AN HOUR WITH ACKBAR

Basement Theatre Studio, Lower Greys Ave, Auckland

23/04/2016 - 30/04/2016

BATS Theatre, The Propeller Stage, 1 Kent Tce, Wellington

03/05/2016 - 07/05/2016

NZ International Comedy Festival 2016

Production Details



A celebration of one of the galaxy’s most under-appreciated heroes. A Rebel, an Admiral, a prisoner of war, and Mon Calamari. Finally Gial ‘Mad-Dog’ Ackbar gets to swing from the chandelier in this tell-all special.

At a time when we celebrate our ancestors’ wars, who will celebrate Ackbar? He will. He will celebrate. But retirement hasn’t been going well for Gial. Turns out – it’s a trap. A sad and lonely whiskey trap.

But he’s still a really good dancer.

Auckland Shows
Basement Studio 
Sat 23, Tue 26 – Sat 30 April 2016
8:45pm 
TICKET PRICES
Full Price: $20.00 
Concession: $16.00
Group 6+: $16.00
Cheap Wednesday: $16.00
*service fee may apply
BUY TICKETS

Wellington Shows 
The Propeller Stage at BATS 
Tue 3 – Sat 7 May 2016
8:00pm 
TICKET PRICES
Full Price: $20.00
Concession: $15.00
Group 6+: $14.00
Cheap Wednesday: $16.00
*service fee may apply
BUY TICKETS  



Theatre , Solo , Children’s ,


50 mins

Less than the sum of its parts

Review by John Smythe 04th May 2016

May the Forth be with you! Minor Star Wars character Admiral Gial Ackbar has picked an auspicious week to grace Wellington with his ‘hour’.

The leader of the Mon Calamari rebels, it was in Episode VI: Return of the Jedi (1983) that he immortalised himself as a meme in cyberspace by saying, “It’s a trap!” But now it’s a whisky trap he has sunk into – and I’m surprised writer/ performer Anya Tate-Manning has not given us Ackbar’s cover the Brecht/Weill ‘Alabama Song’ (“Oh, show us the way to the next whiskey bar!”). Instead the old salt regales us with a very long version of The Village People’s ‘In The Navy’ by way of kicking off his ‘hour’ – which in fact is just forty minutes.

The mask, crafted by Jon Coddington, is work of art. Unlike a commedia mask, it allows no part of Tate-Manning’s face (eyes, mouth, teeth, tongue, chin) to show and yet, thanks to her body-language, it does appear to change expression in accord with Ackbar’s mood swings.
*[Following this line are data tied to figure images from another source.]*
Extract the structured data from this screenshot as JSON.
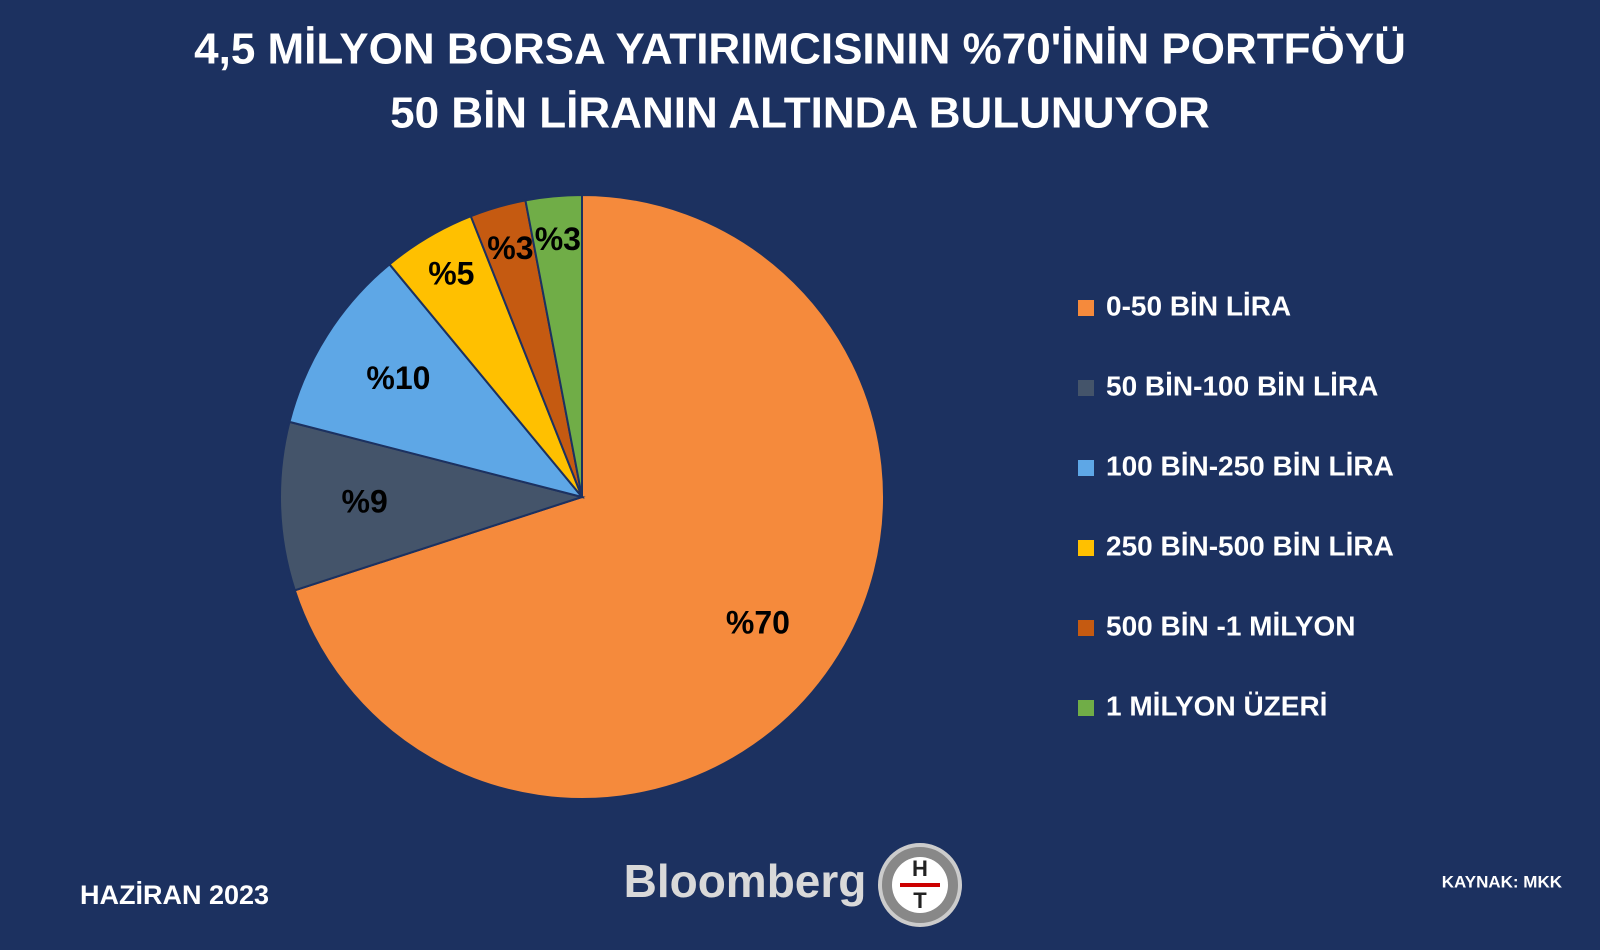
{
  "chart_data": {
    "type": "pie",
    "title": [
      "4,5 MİLYON BORSA YATIRIMCISININ %70'İNİN PORTFÖYÜ",
      "50 BİN LİRANIN ALTINDA BULUNUYOR"
    ],
    "categories": [
      "0-50 BİN LİRA",
      "50 BİN-100 BİN LİRA",
      "100 BİN-250 BİN LİRA",
      "250 BİN-500 BİN LİRA",
      "500 BİN -1 MİLYON",
      "1 MİLYON ÜZERİ"
    ],
    "values": [
      70,
      9,
      10,
      5,
      3,
      3
    ],
    "value_labels": [
      "%70",
      "%9",
      "%10",
      "%5",
      "%3",
      "%3"
    ],
    "colors": [
      "#f58a3c",
      "#44546a",
      "#5ea7e6",
      "#ffc000",
      "#c55a11",
      "#70ad47"
    ],
    "legend": "right"
  },
  "footer": {
    "date": "HAZİRAN 2023",
    "brand": "Bloomberg",
    "logo": [
      "H",
      "T"
    ],
    "source": "KAYNAK: MKK"
  }
}
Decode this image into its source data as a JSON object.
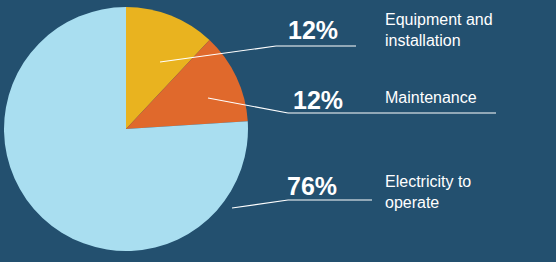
{
  "chart_data": {
    "type": "pie",
    "categories": [
      "Equipment and installation",
      "Maintenance",
      "Electricity to operate"
    ],
    "values": [
      12,
      12,
      76
    ],
    "value_labels": [
      "12%",
      "12%",
      "76%"
    ],
    "colors": [
      "#e9b31f",
      "#e0692c",
      "#a9def0"
    ],
    "data_labels": true
  }
}
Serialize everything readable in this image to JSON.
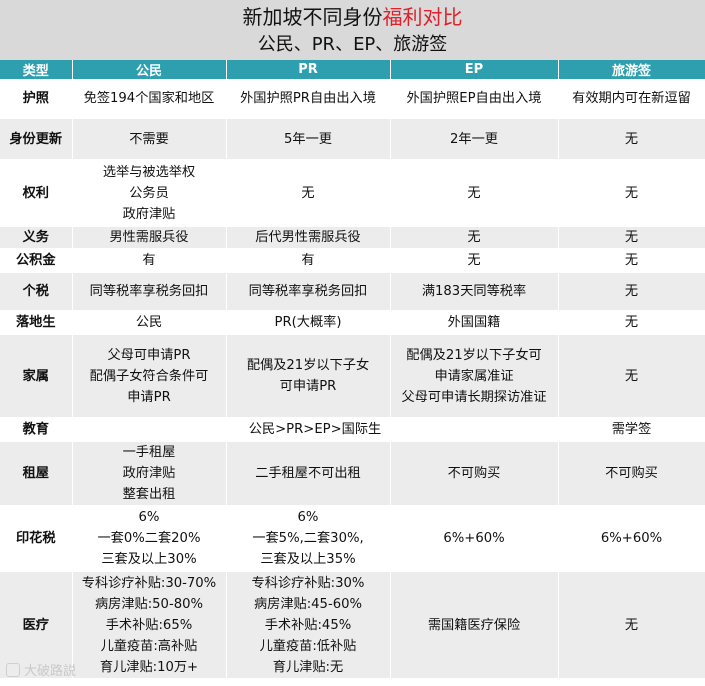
{
  "title": {
    "main": "新加坡不同身份",
    "highlight": "福利对比",
    "subtitle": "公民、PR、EP、旅游签"
  },
  "headers": [
    "类型",
    "公民",
    "PR",
    "EP",
    "旅游签"
  ],
  "rows": [
    {
      "cat": "护照",
      "cells": [
        [
          "免签194个国家和地区"
        ],
        [
          "外国护照PR自由出入境"
        ],
        [
          "外国护照EP自由出入境"
        ],
        [
          "有效期内可在新逗留"
        ]
      ]
    },
    {
      "cat": "身份更新",
      "cells": [
        [
          "不需要"
        ],
        [
          "5年一更"
        ],
        [
          "2年一更"
        ],
        [
          "无"
        ]
      ]
    },
    {
      "cat": "权利",
      "cells": [
        [
          "选举与被选举权",
          "公务员",
          "政府津贴"
        ],
        [
          "无"
        ],
        [
          "无"
        ],
        [
          "无"
        ]
      ]
    },
    {
      "cat": "义务",
      "cells": [
        [
          "男性需服兵役"
        ],
        [
          "后代男性需服兵役"
        ],
        [
          "无"
        ],
        [
          "无"
        ]
      ]
    },
    {
      "cat": "公积金",
      "cells": [
        [
          "有"
        ],
        [
          "有"
        ],
        [
          "无"
        ],
        [
          "无"
        ]
      ]
    },
    {
      "cat": "个税",
      "cells": [
        [
          "同等税率享税务回扣"
        ],
        [
          "同等税率享税务回扣"
        ],
        [
          "满183天同等税率"
        ],
        [
          "无"
        ]
      ]
    },
    {
      "cat": "落地生",
      "cells": [
        [
          "公民"
        ],
        [
          "PR(大概率)"
        ],
        [
          "外国国籍"
        ],
        [
          "无"
        ]
      ]
    },
    {
      "cat": "家属",
      "cells": [
        [
          "父母可申请PR",
          "配偶子女符合条件可",
          "申请PR"
        ],
        [
          "配偶及21岁以下子女",
          "可申请PR"
        ],
        [
          "配偶及21岁以下子女可",
          "申请家属准证",
          "父母可申请长期探访准证"
        ],
        [
          "无"
        ]
      ]
    },
    {
      "cat": "教育",
      "merged": "公民>PR>EP>国际生",
      "last": "需学签"
    },
    {
      "cat": "租屋",
      "cells": [
        [
          "一手租屋",
          "政府津贴",
          "整套出租"
        ],
        [
          "二手租屋不可出租"
        ],
        [
          "不可购买"
        ],
        [
          "不可购买"
        ]
      ]
    },
    {
      "cat": "印花税",
      "cells": [
        [
          "6%",
          "一套0%二套20%",
          "三套及以上30%"
        ],
        [
          "6%",
          "一套5%,二套30%,",
          "三套及以上35%"
        ],
        [
          "6%+60%"
        ],
        [
          "6%+60%"
        ]
      ]
    },
    {
      "cat": "医疗",
      "cells": [
        [
          "专科诊疗补贴:30-70%",
          "病房津贴:50-80%",
          "手术补贴:65%",
          "儿童疫苗:高补贴",
          "育儿津贴:10万+"
        ],
        [
          "专科诊疗补贴:30%",
          "病房津贴:45-60%",
          "手术补贴:45%",
          "儿童疫苗:低补贴",
          "育儿津贴:无"
        ],
        [
          "需国籍医疗保险"
        ],
        [
          "无"
        ]
      ]
    }
  ],
  "watermark": "大破路説"
}
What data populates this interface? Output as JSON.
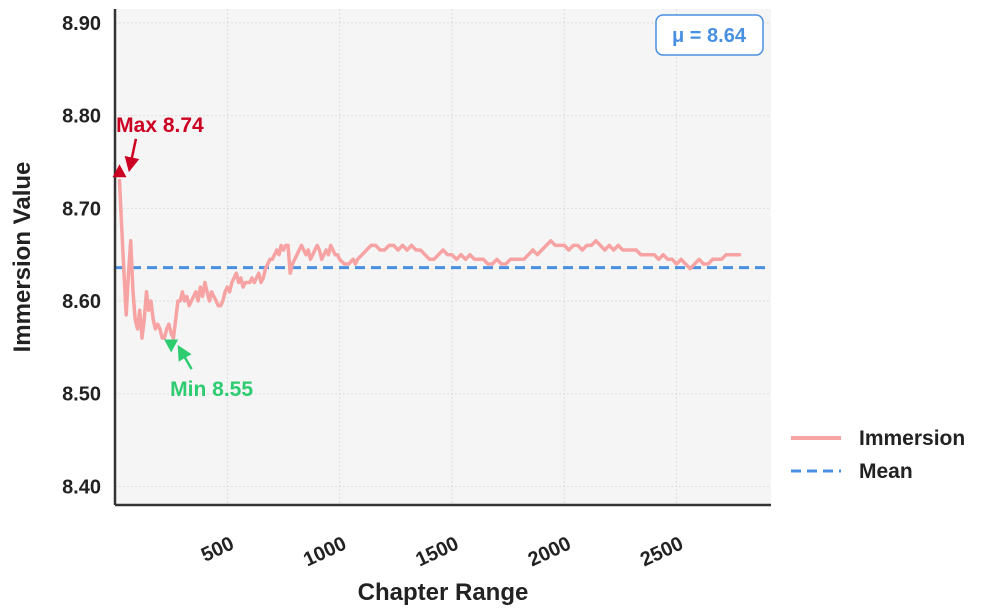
{
  "chart_data": {
    "type": "line",
    "xlabel": "Chapter Range",
    "ylabel": "Immersion Value",
    "xlim": [
      0,
      2920
    ],
    "ylim": [
      8.38,
      8.915
    ],
    "xticks": [
      500,
      1000,
      1500,
      2000,
      2500
    ],
    "xtick_labels": [
      "500",
      "1000",
      "1500",
      "2000",
      "2500"
    ],
    "yticks": [
      8.4,
      8.5,
      8.6,
      8.7,
      8.8,
      8.9
    ],
    "ytick_labels": [
      "8.40",
      "8.50",
      "8.60",
      "8.70",
      "8.80",
      "8.90"
    ],
    "grid": true,
    "legend_position": "outside-right-bottom",
    "series": [
      {
        "name": "Immersion",
        "color": "#f7a3a3",
        "style": "solid",
        "x": [
          20,
          30,
          40,
          50,
          60,
          70,
          80,
          90,
          100,
          110,
          120,
          130,
          140,
          150,
          160,
          170,
          180,
          190,
          200,
          210,
          220,
          230,
          240,
          250,
          260,
          270,
          280,
          290,
          300,
          310,
          320,
          330,
          340,
          350,
          360,
          370,
          380,
          390,
          400,
          410,
          420,
          430,
          440,
          450,
          460,
          470,
          480,
          490,
          500,
          510,
          520,
          530,
          540,
          550,
          560,
          570,
          580,
          590,
          600,
          610,
          620,
          630,
          640,
          650,
          660,
          670,
          680,
          690,
          700,
          710,
          720,
          730,
          740,
          750,
          760,
          770,
          780,
          790,
          800,
          810,
          820,
          830,
          840,
          850,
          860,
          870,
          880,
          890,
          900,
          910,
          920,
          930,
          940,
          950,
          960,
          970,
          980,
          990,
          1000,
          1020,
          1040,
          1060,
          1070,
          1080,
          1100,
          1120,
          1140,
          1160,
          1180,
          1200,
          1220,
          1240,
          1260,
          1280,
          1300,
          1320,
          1340,
          1360,
          1380,
          1400,
          1420,
          1440,
          1460,
          1480,
          1500,
          1520,
          1540,
          1560,
          1580,
          1600,
          1620,
          1640,
          1660,
          1680,
          1700,
          1720,
          1740,
          1760,
          1780,
          1800,
          1820,
          1840,
          1860,
          1880,
          1900,
          1920,
          1940,
          1960,
          1980,
          2000,
          2020,
          2040,
          2060,
          2080,
          2100,
          2120,
          2140,
          2160,
          2180,
          2200,
          2220,
          2240,
          2260,
          2280,
          2300,
          2320,
          2340,
          2360,
          2380,
          2400,
          2420,
          2440,
          2460,
          2480,
          2500,
          2520,
          2540,
          2560,
          2580,
          2600,
          2620,
          2640,
          2660,
          2680,
          2700,
          2720,
          2740,
          2760,
          2780
        ],
        "values": [
          8.73,
          8.68,
          8.63,
          8.585,
          8.63,
          8.665,
          8.61,
          8.58,
          8.57,
          8.59,
          8.56,
          8.58,
          8.61,
          8.59,
          8.6,
          8.58,
          8.57,
          8.575,
          8.57,
          8.56,
          8.56,
          8.57,
          8.575,
          8.565,
          8.56,
          8.58,
          8.6,
          8.6,
          8.61,
          8.6,
          8.605,
          8.595,
          8.6,
          8.605,
          8.61,
          8.6,
          8.615,
          8.605,
          8.62,
          8.61,
          8.6,
          8.61,
          8.605,
          8.6,
          8.595,
          8.595,
          8.6,
          8.61,
          8.615,
          8.61,
          8.62,
          8.625,
          8.63,
          8.62,
          8.625,
          8.615,
          8.62,
          8.62,
          8.62,
          8.625,
          8.62,
          8.625,
          8.63,
          8.62,
          8.625,
          8.635,
          8.64,
          8.645,
          8.645,
          8.65,
          8.655,
          8.65,
          8.66,
          8.655,
          8.66,
          8.66,
          8.63,
          8.64,
          8.645,
          8.65,
          8.655,
          8.66,
          8.655,
          8.65,
          8.655,
          8.645,
          8.65,
          8.655,
          8.66,
          8.655,
          8.645,
          8.65,
          8.655,
          8.65,
          8.66,
          8.655,
          8.65,
          8.65,
          8.645,
          8.64,
          8.64,
          8.645,
          8.64,
          8.645,
          8.65,
          8.655,
          8.66,
          8.66,
          8.655,
          8.655,
          8.66,
          8.66,
          8.655,
          8.66,
          8.655,
          8.66,
          8.655,
          8.655,
          8.65,
          8.645,
          8.645,
          8.65,
          8.655,
          8.65,
          8.65,
          8.645,
          8.65,
          8.645,
          8.65,
          8.645,
          8.645,
          8.645,
          8.64,
          8.64,
          8.645,
          8.64,
          8.64,
          8.645,
          8.645,
          8.645,
          8.645,
          8.65,
          8.655,
          8.65,
          8.655,
          8.66,
          8.665,
          8.66,
          8.66,
          8.66,
          8.655,
          8.66,
          8.66,
          8.655,
          8.66,
          8.66,
          8.665,
          8.66,
          8.655,
          8.66,
          8.655,
          8.66,
          8.655,
          8.655,
          8.655,
          8.655,
          8.65,
          8.65,
          8.65,
          8.65,
          8.645,
          8.65,
          8.645,
          8.645,
          8.64,
          8.645,
          8.64,
          8.635,
          8.64,
          8.645,
          8.64,
          8.64,
          8.645,
          8.645,
          8.645,
          8.65,
          8.65,
          8.65,
          8.65
        ]
      },
      {
        "name": "Mean",
        "color": "#4a90e2",
        "style": "dashed",
        "value": 8.636
      }
    ],
    "annotations": [
      {
        "text": "Max 8.74",
        "x": 20,
        "y": 8.74,
        "color": "#cc0022",
        "marker": "triangle-up",
        "text_x": 200,
        "text_y": 8.79
      },
      {
        "text": "Min 8.55",
        "x": 250,
        "y": 8.552,
        "color": "#2ecc71",
        "marker": "triangle-down",
        "text_x": 430,
        "text_y": 8.505
      },
      {
        "text": "μ = 8.64",
        "color": "#4a90e2",
        "position": "top-right-box"
      }
    ],
    "colors": {
      "plot_bg": "#f5f5f5",
      "grid": "#dddddd",
      "axis": "#333333"
    }
  }
}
It does, however, muffle her voice causing all in our party of four (including two in their mid-twenties) to miss quite a lot of his monologue. If this show is to go any further, a judiciously place head-mic needs to be employed.

Initially the ‘gag’ seems to be that Ackbar is delivering a stock-standard stand-up show to the Star Wars gang. Having checked to see if there are any Wookies, Ewoks, Mon Calamari, etc in tonight, he checks off the things he might talk about: the flag referendum, Air B&B, terrorism … but it remains just a list. “What else?” More likely topics get a mention – the American primaries, etc – but nothing is explored. Perhaps this is a ‘meta comedy’ thing.

Resorting to the bottle of whiskey stage left becomes a thing, and there is something about the way it pours that becomes a running gag. Although he loosens up and is given to singing old faves – ‘What A Wonderful World’; ‘That’s Amore’; ‘Fly Me To The Moon’; ‘Chandelier’ – and dancing nimbly, he doesn’t get drunk, or not as we know it. Maybe it’s different for bipedal amphibian aliens.

Ackbar’s work-in-progress memoir offers another dimension of content and here Star Wars aficionados may feel rewarded with bits of esoterica. Glimpses of promise emerge from mentions of the nightmare screams of the hundreds he has killed, his lost dreams of being a dancer, his dead friends adrift in the infinite loneliness of the stars …

“What if we’re not the good guys?” is a powerful question. Are we into allegory territory here, channelling what should concern the leaders of the so-called free world? But no, these moments and questions have just created another list of potential themes that are yet to be developed into a show worth seeing.

Dramaturgical and directorial input are sorely needed. Aside from the muffled voice, the perfomative elements, such as they are, are well executed but as a whole it falls well short of its potential: less than the sum of its parts.